Vaseco #3 Il faut être sauvage, par Mariane Desroziers

François Bon et le collectif Scriptopolis sont à l’initiative d’un projet de vases communicants : le premier vendredi du mois, un auteur écrit sur le blog d’un autre, à charge à chacun de préparer les mariages, les échanges, les invitations. Circulation horizontale pour produire des liens autrement… Ne pas écrire pour, mais écrire chez l’autre.
Aujourd’hui, je vasecommunique avec Mariane Desroziers, qui a proposé d’écrire autour du mot « sauvagerie », comme une perche tendue… De son côté, une femme, inspirée par de la littérature sauvage, transforme son existence pour vivre sa version de la sauvagerie. Pour moi, difficile d’écrire autre chose qu’un auto-questionnement sur la démarche de mon carnet-web…
> Lire mon texte « Littérature sauvage ? » sur le blog de Mariane Desroziers.
> Accéder à la liste des vases communicants du mois de décembre

« Il faut être sauvage ».
Elle avait lu cette injonction écrite à la craie sur un mur crasseux près de la gare. C’était un soir de cafard. Un de ces soirs où la vie, sur ses frêles épaules, semblait peser des tonnes. Elle rentrait de son travail. Un boulot inintéressant qui lui rapportait un salaire médiocre.

« Il faut être sauvage ».
Elle se répétait ad libitum cette phrase comme un mantra. La sauvagerie devenait soudain son mot d’ordre. Le rythme de son pas changea. Sa façon de se tenir se transforma. La manière dont elle habitait son corps fut radicalement modifiée.

« Il faut être sauvage ».
Cette phrase c’était un signe du destin. Elle allait enfin se réveiller. Cesser de subir une vie qui ne lui convenait plus. Elle cultiverait désormais ses instincts, elle oserait ce qu’elle n’avait jamais osé. Elle se libérait de dizaines d’années d’inhibition.

Sauvagerie.
Finie la vie bien rangée. Finie la télé après dîner. Fini le boulot idiot. Fini l’appartement miteux.

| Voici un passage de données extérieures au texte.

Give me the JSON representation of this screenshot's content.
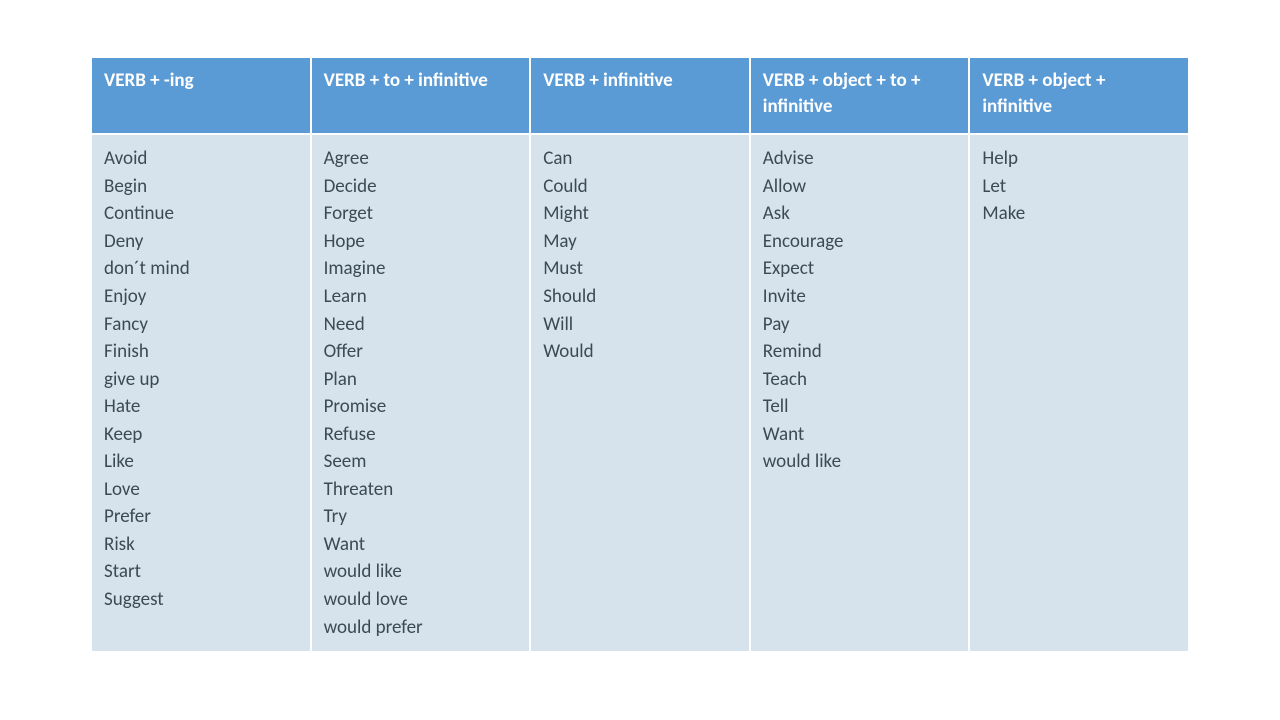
{
  "table": {
    "headers": [
      "VERB + -ing",
      "VERB + to + infinitive",
      "VERB + infinitive",
      "VERB + object + to + infinitive",
      "VERB + object + infinitive"
    ],
    "columns": [
      [
        "Avoid",
        "Begin",
        "Continue",
        "Deny",
        "don´t mind",
        "Enjoy",
        "Fancy",
        "Finish",
        "give up",
        "Hate",
        "Keep",
        "Like",
        "Love",
        "Prefer",
        "Risk",
        "Start",
        "Suggest"
      ],
      [
        "Agree",
        "Decide",
        "Forget",
        "Hope",
        "Imagine",
        "Learn",
        "Need",
        "Offer",
        "Plan",
        "Promise",
        "Refuse",
        "Seem",
        "Threaten",
        "Try",
        "Want",
        "would like",
        "would love",
        "would prefer"
      ],
      [
        "Can",
        "Could",
        "Might",
        "May",
        "Must",
        "Should",
        "Will",
        "Would"
      ],
      [
        "Advise",
        "Allow",
        "Ask",
        "Encourage",
        "Expect",
        "Invite",
        "Pay",
        "Remind",
        "Teach",
        "Tell",
        "Want",
        "would like"
      ],
      [
        "Help",
        "Let",
        "Make"
      ]
    ]
  }
}
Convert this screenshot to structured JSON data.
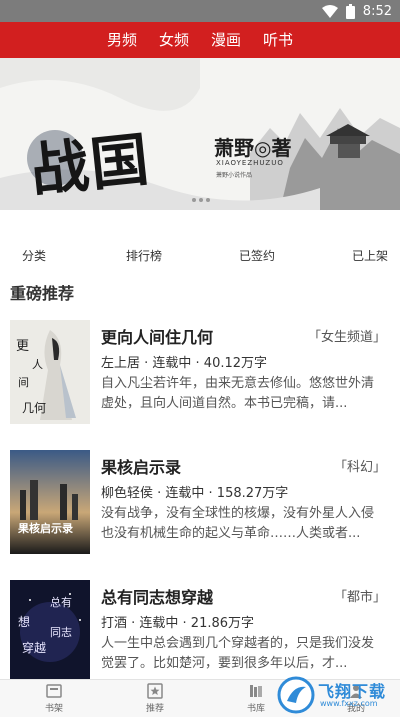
{
  "status_bar": {
    "time": "8:52"
  },
  "top_tabs": [
    "男频",
    "女频",
    "漫画",
    "听书"
  ],
  "banner": {
    "title": "战国",
    "author": "萧野◎著",
    "pinyin": "XIAOYEZHUZUO",
    "small_text": "萧野小说作品"
  },
  "quick_links": [
    "分类",
    "排行榜",
    "已签约",
    "已上架"
  ],
  "section_title": "重磅推荐",
  "books": [
    {
      "title": "更向人间住几何",
      "tag": "「女生频道」",
      "meta": "左上居 · 连载中 · 40.12万字",
      "desc": "自入凡尘若许年，由来无意去修仙。悠悠世外清虚处，且向人间道自然。本书已完稿，请...",
      "cover_text": "更向人间住几何"
    },
    {
      "title": "果核启示录",
      "tag": "「科幻」",
      "meta": "柳色轻侯 · 连载中 · 158.27万字",
      "desc": "没有战争，没有全球性的核爆，没有外星人入侵也没有机械生命的起义与革命……人类或者...",
      "cover_text": "果核启示录"
    },
    {
      "title": "总有同志想穿越",
      "tag": "「都市」",
      "meta": "打酒 · 连载中 · 21.86万字",
      "desc": "人一生中总会遇到几个穿越者的，只是我们没发觉罢了。比如楚河，要到很多年以后，才...",
      "cover_text": "总有同志想穿越"
    }
  ],
  "bottom_nav": [
    "书架",
    "推荐",
    "书库",
    "我的"
  ],
  "watermark": {
    "text": "飞翔下载",
    "sub": "www.fxxz.com"
  }
}
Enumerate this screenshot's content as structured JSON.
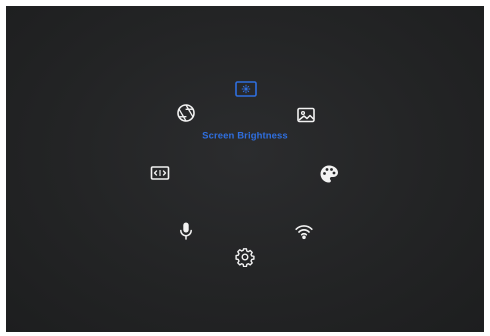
{
  "radial_menu": {
    "selected_label": "Screen Brightness",
    "accent_color": "#2f6fe0",
    "icon_color": "#f2f2f2",
    "items": [
      {
        "icon": "screen-brightness-icon",
        "selected": true
      },
      {
        "icon": "image-icon",
        "selected": false
      },
      {
        "icon": "palette-icon",
        "selected": false
      },
      {
        "icon": "wifi-icon",
        "selected": false
      },
      {
        "icon": "gear-icon",
        "selected": false
      },
      {
        "icon": "microphone-icon",
        "selected": false
      },
      {
        "icon": "aspect-ratio-icon",
        "selected": false
      },
      {
        "icon": "aperture-icon",
        "selected": false
      }
    ]
  }
}
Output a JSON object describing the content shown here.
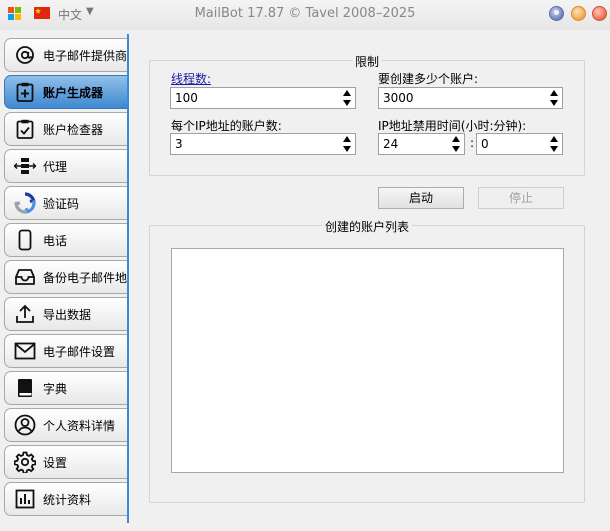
{
  "window": {
    "title": "MailBot 17.87 © Tavel 2008–2025",
    "language": "中文"
  },
  "sidebar": {
    "items": [
      {
        "label": "电子邮件提供商",
        "icon": "at-sign-icon",
        "active": false
      },
      {
        "label": "账户生成器",
        "icon": "clipboard-plus-icon",
        "active": true
      },
      {
        "label": "账户检查器",
        "icon": "clipboard-check-icon",
        "active": false
      },
      {
        "label": "代理",
        "icon": "proxy-server-icon",
        "active": false
      },
      {
        "label": "验证码",
        "icon": "recaptcha-icon",
        "active": false
      },
      {
        "label": "电话",
        "icon": "phone-icon",
        "active": false
      },
      {
        "label": "备份电子邮件地",
        "icon": "inbox-tray-icon",
        "active": false
      },
      {
        "label": "导出数据",
        "icon": "upload-icon",
        "active": false
      },
      {
        "label": "电子邮件设置",
        "icon": "envelope-icon",
        "active": false
      },
      {
        "label": "字典",
        "icon": "book-icon",
        "active": false
      },
      {
        "label": "个人资料详情",
        "icon": "user-profile-icon",
        "active": false
      },
      {
        "label": "设置",
        "icon": "gear-icon",
        "active": false
      },
      {
        "label": "统计资料",
        "icon": "bar-chart-icon",
        "active": false
      }
    ]
  },
  "limits": {
    "title": "限制",
    "threads_label": "线程数:",
    "threads_value": "100",
    "accounts_label": "要创建多少个账户:",
    "accounts_value": "3000",
    "per_ip_label": "每个IP地址的账户数:",
    "per_ip_value": "3",
    "ban_label": "IP地址禁用时间(小时:分钟):",
    "ban_hours": "24",
    "ban_minutes": "0",
    "colon": ":"
  },
  "actions": {
    "start_label": "启动",
    "stop_label": "停止"
  },
  "created": {
    "title": "创建的账户列表"
  }
}
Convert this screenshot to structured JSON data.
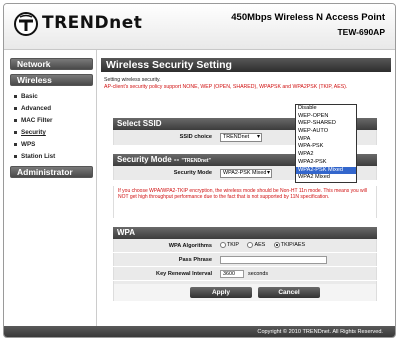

Elle y pensa toute la nuit à la sauvagerie. Le lendemain, elle s’acheta un cahier à dessin. Deux jours après, le cahier était plein de rêves de liberté, de roulottes, de chiens, de caravanes, de femmes aux longs cheveux et d’hommes aux yeux noirs. Deux mois après, elle quitta l’appartement pour une vie toute autre.

Elle y pensa toute sa vie à la sauvagerie. Elle vécut les années qui lui restaient dans un camps de gitans au milieu des enfants auxquels elle enseignait tout ce qu’elle savait. Autour d’elle, des animaux, de la musique, des rires et des cris. Au moment de mourir, elle bénit ces quatre mots écrits à la craie sur un mur crasseux près de la gare. « Il faut être sauvage ».